Police Chief Alex Hayes said a culture of not cooperating with police festers as gangs increasingly become embedded in society.
“My notion is that we're getting better information, but not good enough information to bring closure to some of these cases,” Hayes said.
“We have to have a cooperative effort within the community. It's paramount that we get this going in this community, the whole city.”
Civic leaders and law enforcement officials say aggressive policing efforts and work from community groups such as the Empowerment Network and Enough Is Enough helped ease the outburst of street violence that seized public attention in the first part of 2010.
Twelve people were shot in north Omaha in the last 17 days of May. Two of those victims died from their injuries. Seven people were wounded in five shootings on one day in March.
In fact, experts said, shootings dropped in some volatile neighborhoods after a multipronged effort that included:
» A summer jobs program to employ at-risk youths.
» Extensive citizen patrols to monitor the streets and emergency rooms.
» An intensive police effort to hunt down known violent offenders.
“Only 18 people in the whole city (were) killed who were not involved with gangs, which is a pretty good number,” said Bruce Ferrell, one of the city's first gang unit officers and now chairman of the nonprofit Midwest Gang Investigators Association.
“We've seen growing and continued collaboration between police and community groups and citizens that is making a more positive impact on youth and youth gun violence,” Ferrell said.
Police recorded 21 gang-related nonfatal drive-by shootings from April through June. Only nine are known to have occurred from July through September, the months when community leaders say stepped-up prevention and enforcement efforts took hold.
Fourteen shooting deaths occurred in northeast Omaha through June and five occurred in that area the rest of the year.
But aggravated assaults — defined as assaults involving any kind of weapon or serious beating, and a key indicator of an area's violent activity — increased citywide by 5 percent over 2009.
The 1,312 aggravated assaults reported by police in 2010 included at least 377 involving a gun through November — three more than in all of 2009.
Community leaders remain optimistic they can build on their momentum to combat violence.
“There's a lot of work to be done, we know that,” said Willie Barney, head of the Empowerment Network. “But to see the trend going in the right direction at the end of the year, it encouraged folks we're on the right path.”
Omaha's spike in gang-related violence came amid a nationwide downturn in violent crime rates that has occurred over the past few decades.
Statistics from the U.S. Justice Department show that the nation's murder rate has declined to levels not seen since the late 1960s.
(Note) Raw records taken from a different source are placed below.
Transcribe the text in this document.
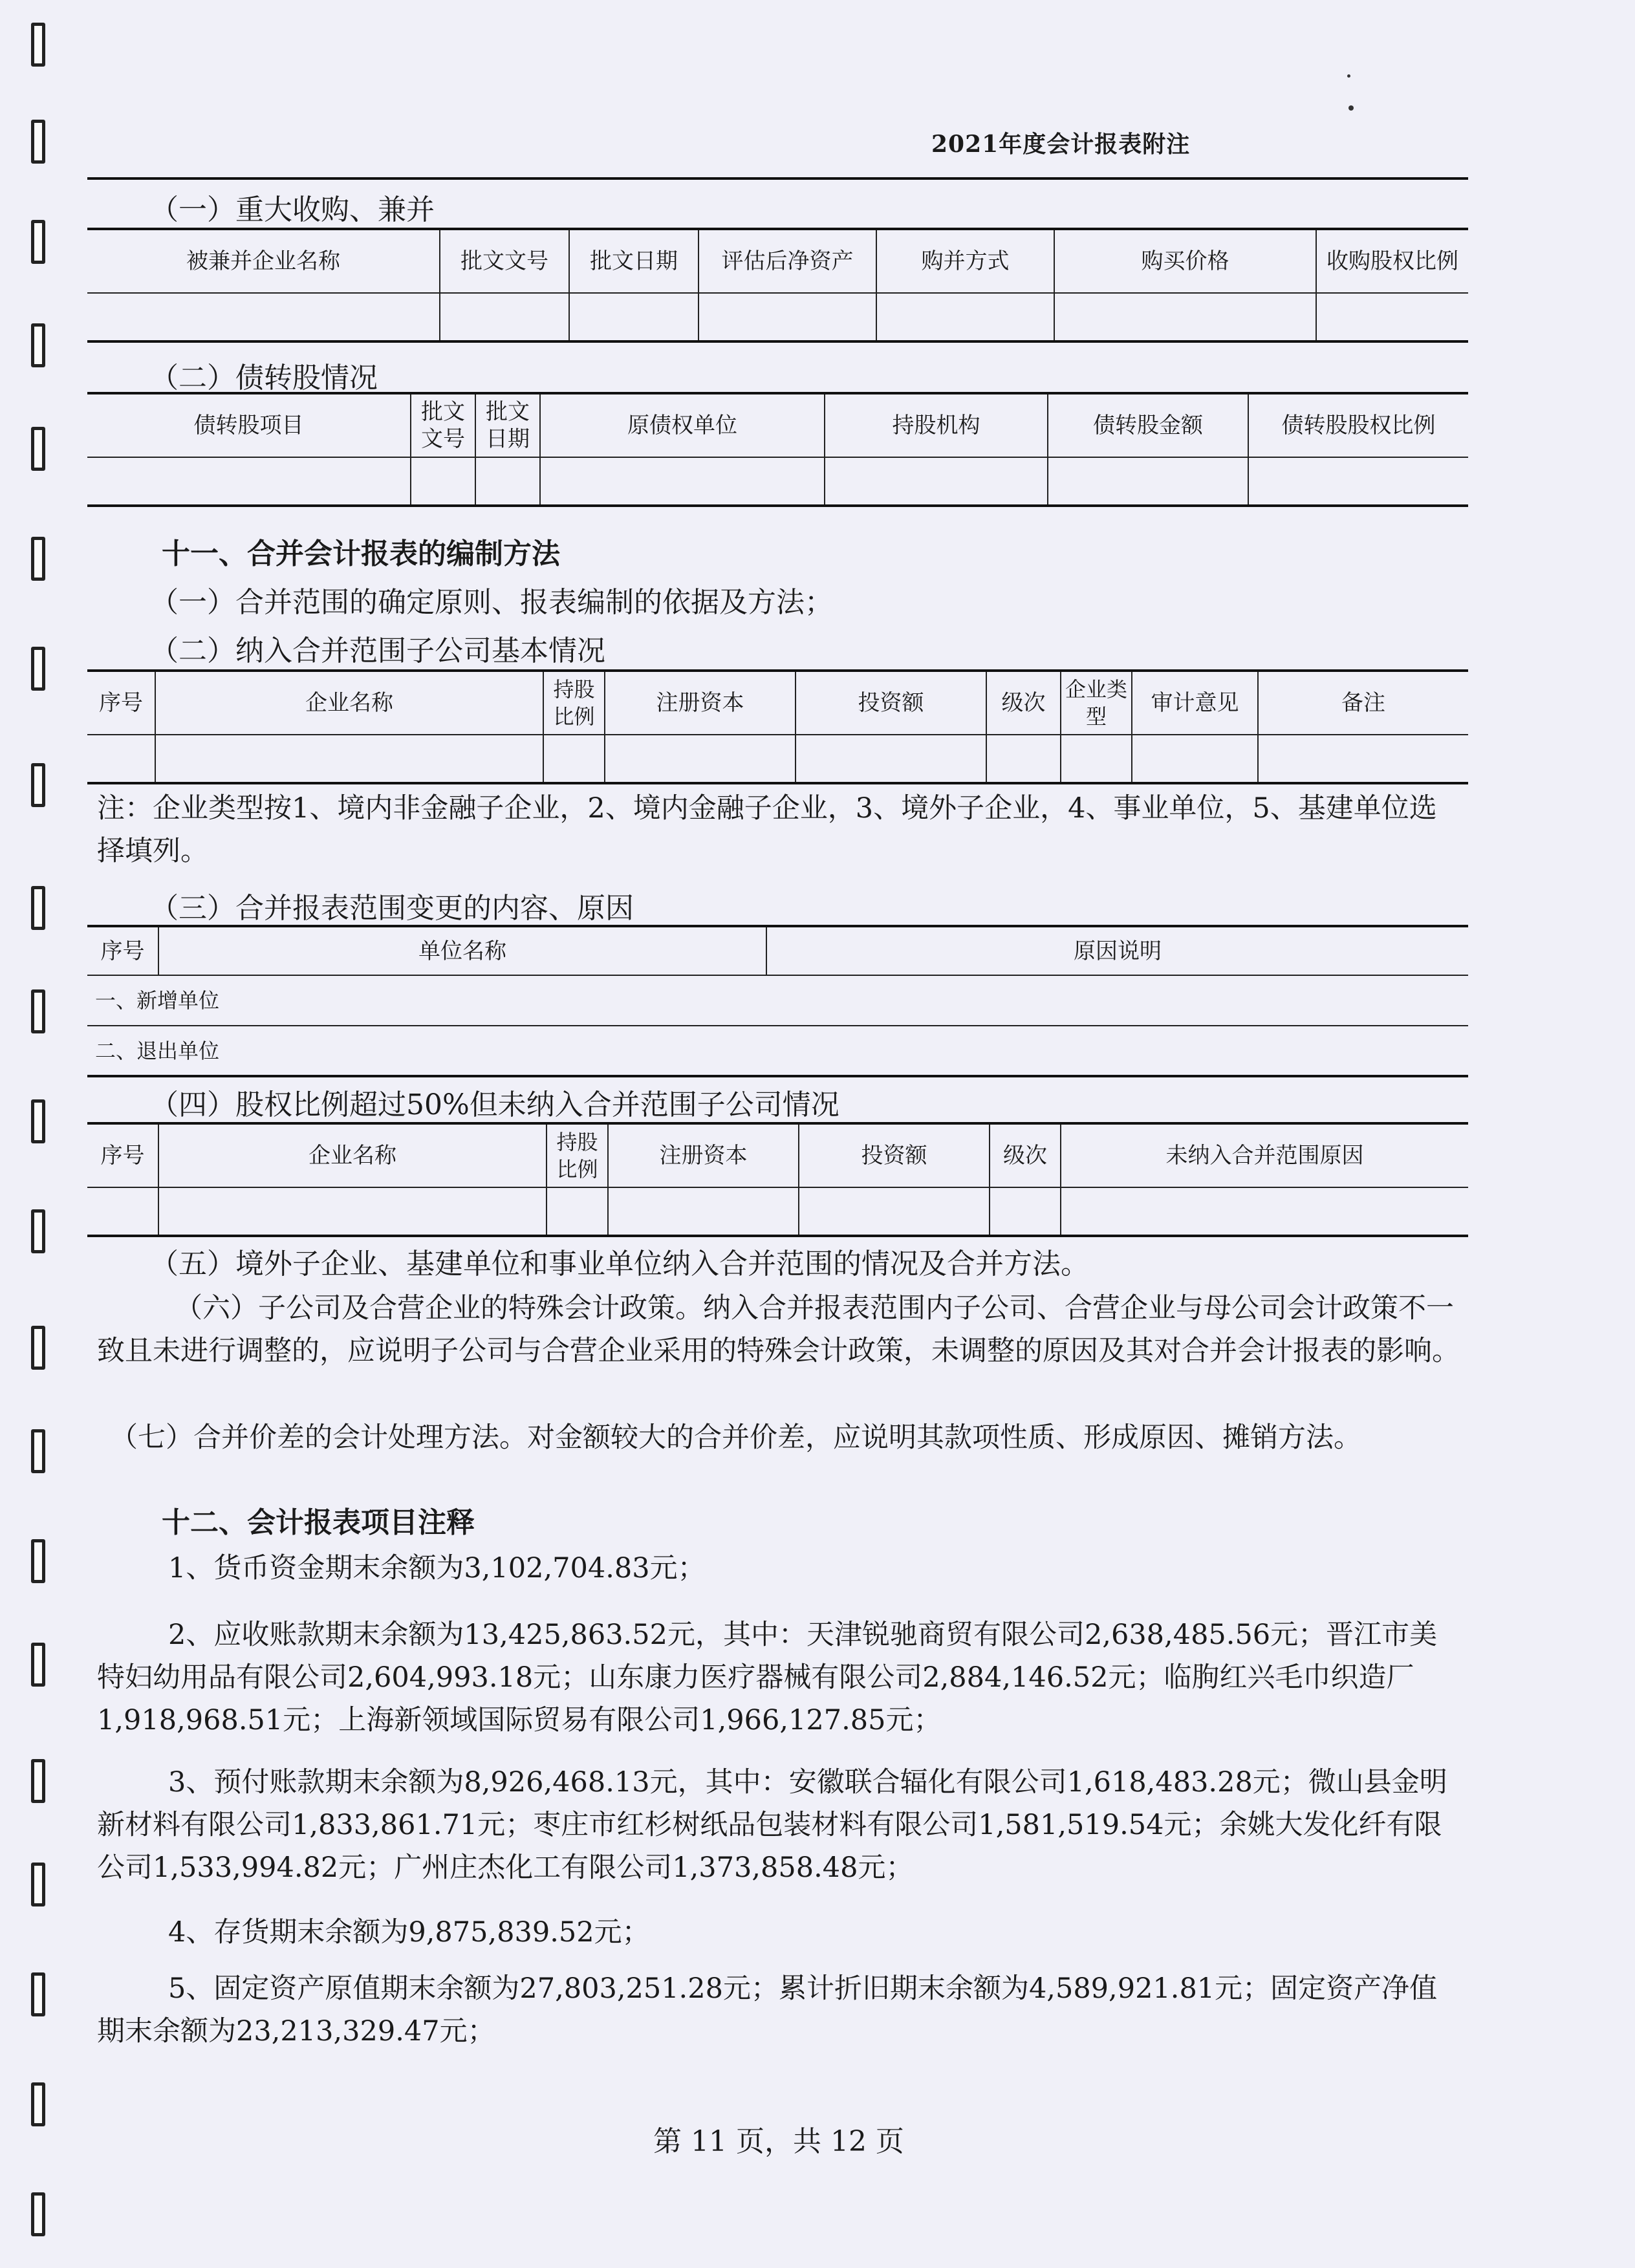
2021年度会计报表附注
（一）重大收购、兼并
被兼并企业名称	批文文号	批文日期	评估后净资产	购并方式	购买价格	收购股权比例

（二）债转股情况
债转股项目	批文文号	批文日期	原债权单位	持股机构	债转股金额	债转股股权比例

十一、合并会计报表的编制方法
（一）合并范围的确定原则、报表编制的依据及方法；
（二）纳入合并范围子公司基本情况
序号	企业名称	持股比例	注册资本	投资额	级次	企业类型	审计意见	备注

注：企业类型按1、境内非金融子企业，2、境内金融子企业，3、境外子企业，4、事业单位，5、基建单位选择填列。
（三）合并报表范围变更的内容、原因
序号	单位名称	原因说明
一、新增单位
二、退出单位
（四）股权比例超过50%但未纳入合并范围子公司情况
序号	企业名称	持股比例	注册资本	投资额	级次	未纳入合并范围原因

（五）境外子企业、基建单位和事业单位纳入合并范围的情况及合并方法。
（六）子公司及合营企业的特殊会计政策。纳入合并报表范围内子公司、合营企业与母公司会计政策不一致且未进行调整的，应说明子公司与合营企业采用的特殊会计政策，未调整的原因及其对合并会计报表的影响。
（七）合并价差的会计处理方法。对金额较大的合并价差，应说明其款项性质、形成原因、摊销方法。
十二、会计报表项目注释
1、货币资金期末余额为3,102,704.83元；
2、应收账款期末余额为13,425,863.52元，其中：天津锐驰商贸有限公司2,638,485.56元；晋江市美特妇幼用品有限公司2,604,993.18元；山东康力医疗器械有限公司2,884,146.52元；临朐红兴毛巾织造厂1,918,968.51元；上海新领域国际贸易有限公司1,966,127.85元；
3、预付账款期末余额为8,926,468.13元，其中：安徽联合辐化有限公司1,618,483.28元；微山县金明新材料有限公司1,833,861.71元；枣庄市红杉树纸品包装材料有限公司1,581,519.54元；余姚大发化纤有限公司1,533,994.82元；广州庄杰化工有限公司1,373,858.48元；
4、存货期末余额为9,875,839.52元；
5、固定资产原值期末余额为27,803,251.28元；累计折旧期末余额为4,589,921.81元；固定资产净值期末余额为23,213,329.47元；
第 11 页，共 12 页
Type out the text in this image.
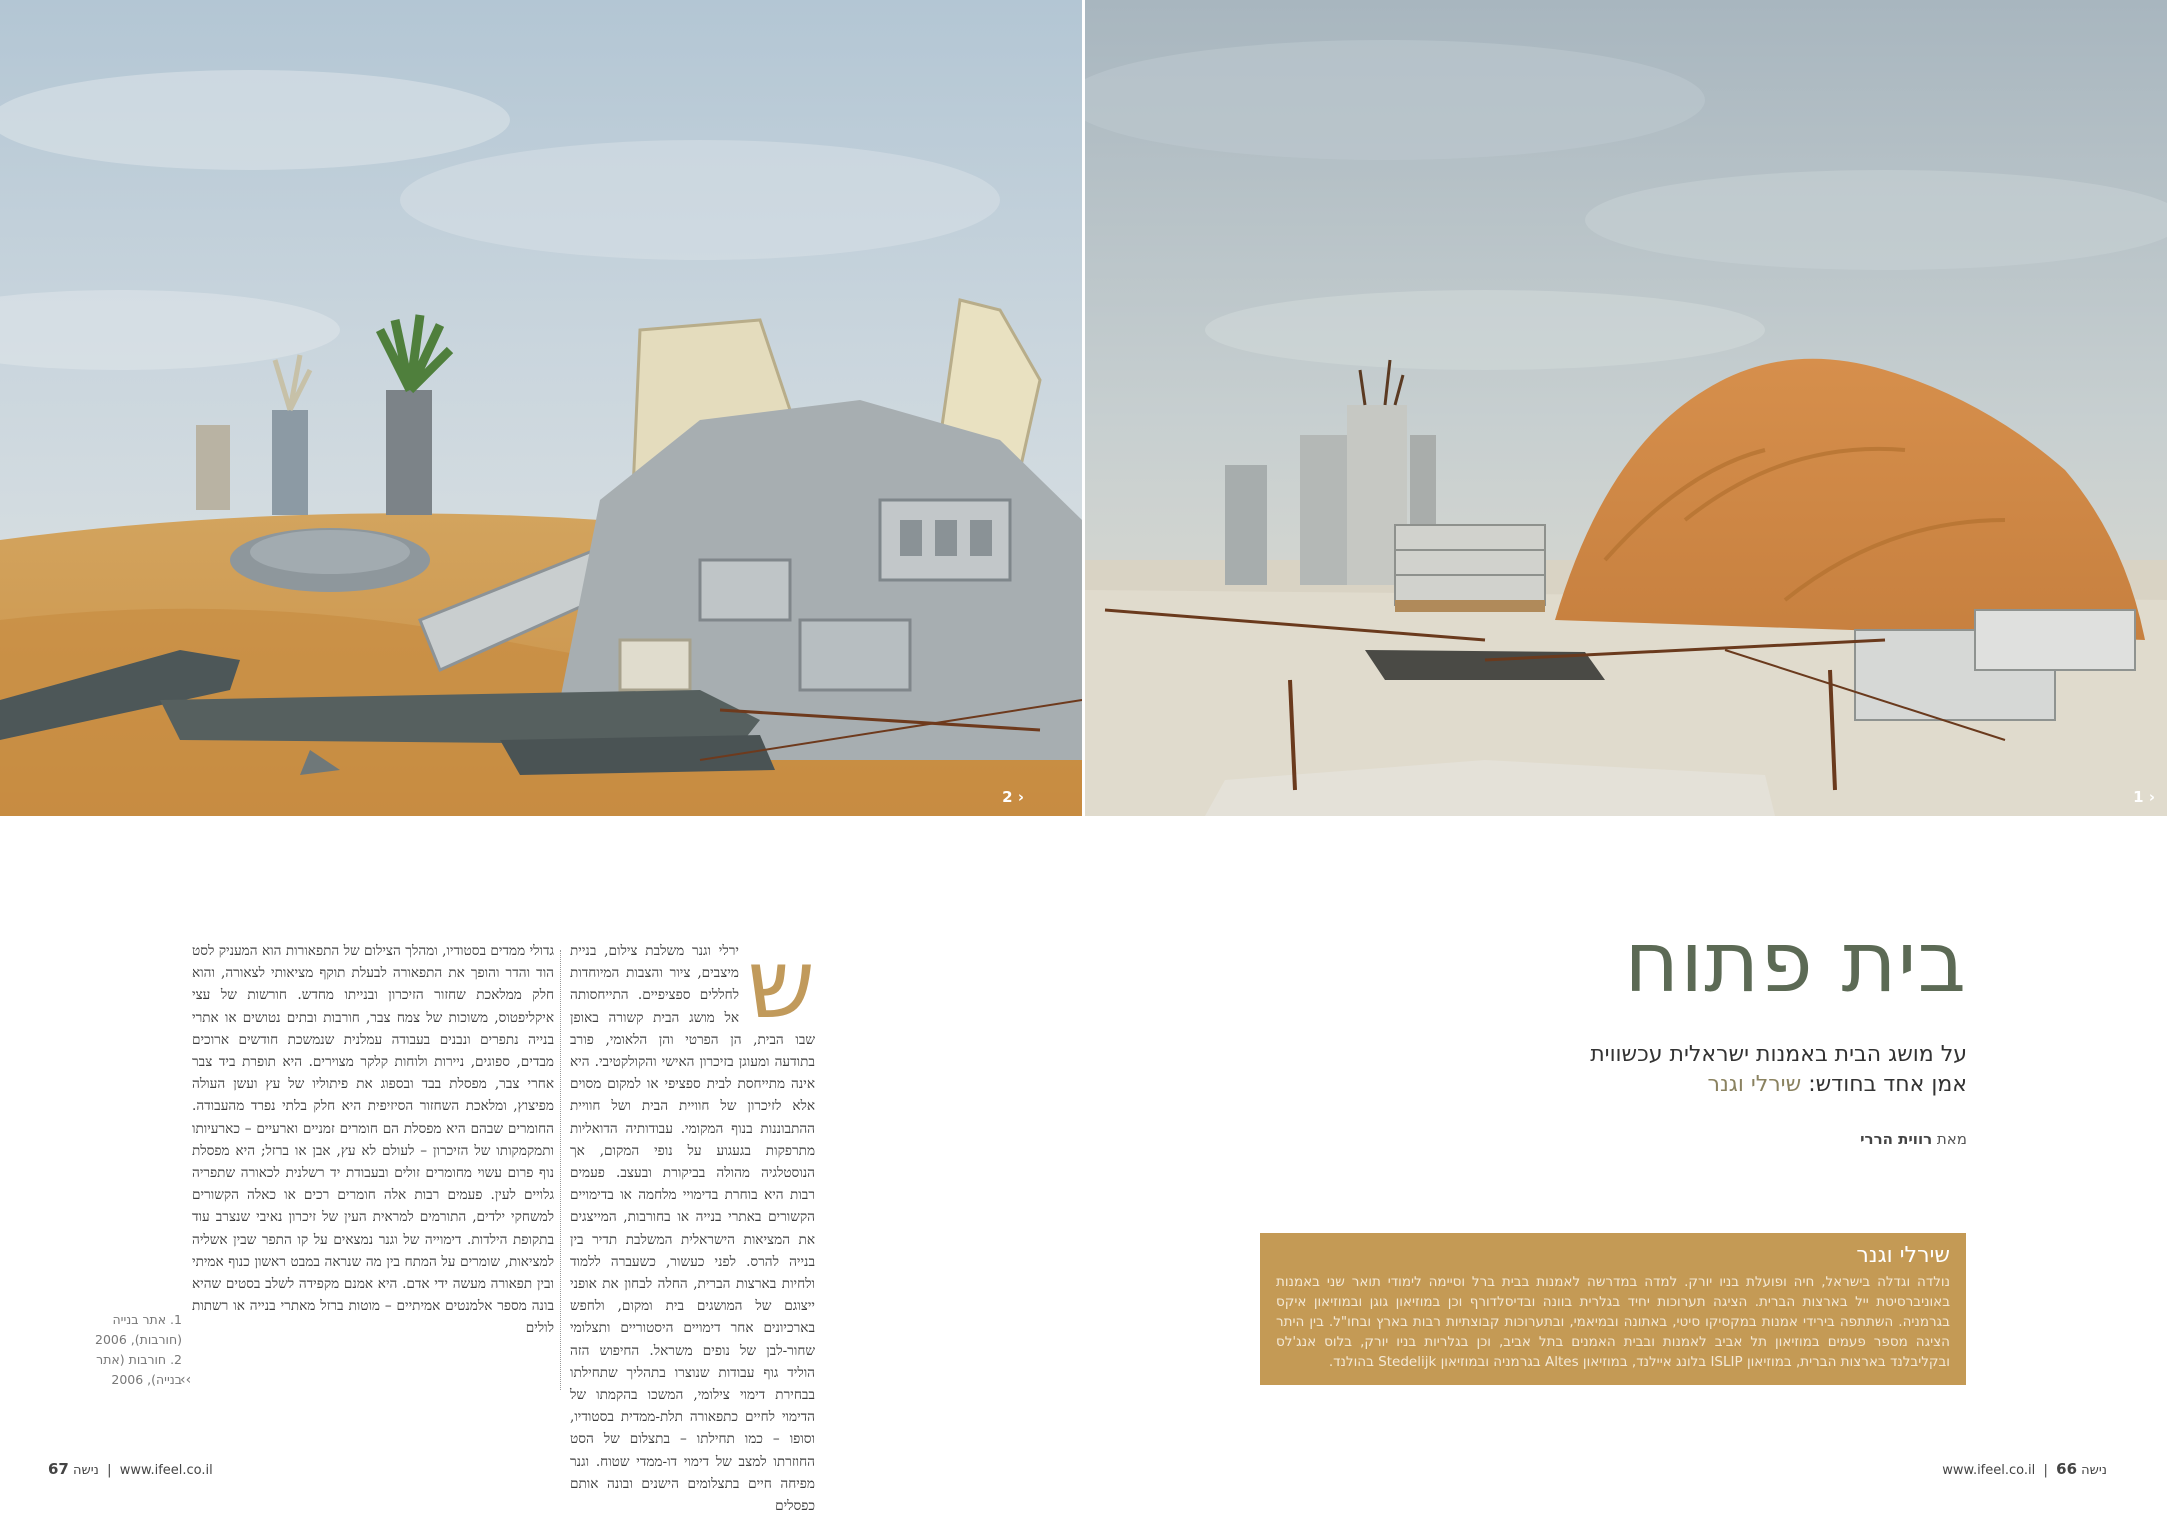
2 ›	1 ›
בית פתוח
על מושג הבית באמנות ישראלית עכשווית
אמן אחד בחודש: שירלי וגנר
מאת רווית הררי
שירלי וגנר
נולדה וגדלה בישראל, חיה ופועלת בניו יורק. למדה במדרשה לאמנות בבית ברל וסיימה לימודי תואר שני באמנות באוניברסיטת ייל בארצות הברית. הציגה תערוכות יחיד בגלרית בוונה ובדיסלדורף וכן במוזיאון גוגן ובמוזיאון איקס בגרמניה. השתתפה בירידי אמנות במקסיקו סיטי, באתונה ובמיאמי, ובתערוכות קבוצתיות רבות בארץ ובחו"ל. בין היתר הציגה מספר פעמים במוזיאון תל אביב לאמנות ובבית האמנים בתל אביב, וכן בגלריות בניו יורק, בלוס אנג'לס ובקליבלנד בארצות הברית, במוזיאון ISLIP בלונג איילנד, במוזיאון Altes בגרמניה ובמוזיאון Stedelijk בהולנד.
www.ifeel.co.il  |  נישה 66
ש
ירלי וגנר משלבת צילום, בניית מיצבים, ציור והצבות המיוחדות לחללים ספציפיים. התייחסותה אל מושג הבית קשורה באופן שבו הבית, הן הפרטי והן הלאומי, פורב בתודעה ומעוגן בזיכרון האישי והקולקטיבי. היא אינה מתייחסת לבית ספציפי או למקום מסוים אלא לזיכרון של חוויית הבית ושל חוויית ההתבוננות בנוף המקומי. עבודותיה הדואליות מתרפקות בגעגוע על נופי המקום, אך הנוסטלגיה מהולה בביקורת ובעצב. פעמים רבות היא בוחרת בדימויי מלחמה או בדימויים הקשורים באתרי בנייה או בחורבות, המייצגים את המציאות הישראלית המשלבת תדיר בין בנייה להרס. לפני כעשור, כשעברה ללמוד ולחיות בארצות הברית, החלה לבחון את אופני ייצוגם של המושגים בית ומקום, ולחפש בארכיונים אחר דימויים היסטוריים ותצלומי שחור-לבן של נופים משראל. החיפוש הזה הוליד גוף עבודות שנוצרו בתהליך שתחילתו בבחירת דימוי צילומי, המשכו בהקמתו של הדימוי לחיים כתפאורה תלת-ממדית בסטודיו, וסופו – כמו תחילתו – בתצלום של הסט החוזרתו למצב של דימוי דו-ממדי שטוח. וגנר מפיחה חיים בתצלומים הישנים ובונה אותם כפסלים
גדולי ממדים בסטודיו, ומהלך הצילום של התפאורות הוא המעניק לסט הוד והדר והופך את התפאורה לבעלת תוקף מציאותי לצאורה, והוא חלק ממלאכת שחזור הזיכרון ובנייתו מחדש. חורשות של עצי איקליפטוס, משוכות של צמח צבר, חורבות ובתים נטושים או אתרי בנייה נתפרים ונבנים בעבודה עמלנית שנמשכת חודשים ארוכים מבדים, ספוגים, ניירות ולוחות קלקר מצוירים. היא תופרת ביד צבר אחרי צבר, מפסלת בבד ובספוג את פיתוליו של עץ ועשן העולה מפיצוץ, ומלאכת השחזור הסיזיפית היא חלק בלתי נפרד מהעבודה. החומרים שבהם היא מפסלת הם חומרים זמניים וארעיים – כארעיותו ותמקמקותו של הזיכרון – לעולם לא עץ, אבן או ברזל; היא מפסלת נוף פרום עשוי מחומרים זולים ובעבודת יד רשלנית לכאורה שתפריה גלויים לעין. פעמים רבות אלה חומרים רכים או כאלה הקשורים למשחקי ילדים, התורמים למראית העין של זיכרון נאיבי שנצרב עוד בתקופת הילדות. דימוייה של וגנר נמצאים על קו התפר שבין אשליה למציאות, שומרים על המתח בין מה שנראה במבט ראשון כנוף אמיתי ובין תפאורה מעשה ידי אדם. היא אמנם מקפידה לשלב בסטים שהיא בונה מספר אלמנטים אמיתיים – מוטות ברזל מאתרי בנייה או רשתות לולים
1. אתר בנייה
(חורבות), 2006
2. חורבות (אתר
בנייה), 2006
‹‹
67 נישה  |  www.ifeel.co.il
Omaha, for example, recorded 28 killings in 1969. The city's 44 homicides in 2008 were the most in a half-century.
The FBI reports that homicide levels decreased slightly in most parts of the country in the first half of 2010, including the Midwest, compared with 2009.
Keeping violent street crime down, Barney said, calls for intensive efforts to create job and educational opportunities for at-risk youths. A summer jobs program can deter violent crime in certain neighborhoods, he said, but employment opportunities for the rest of the year are needed, too.
“We just need to continue to intensify our efforts and continue to get people involved,” Barney said.
World-Herald staff writer Jason Kuiper contributed to this report.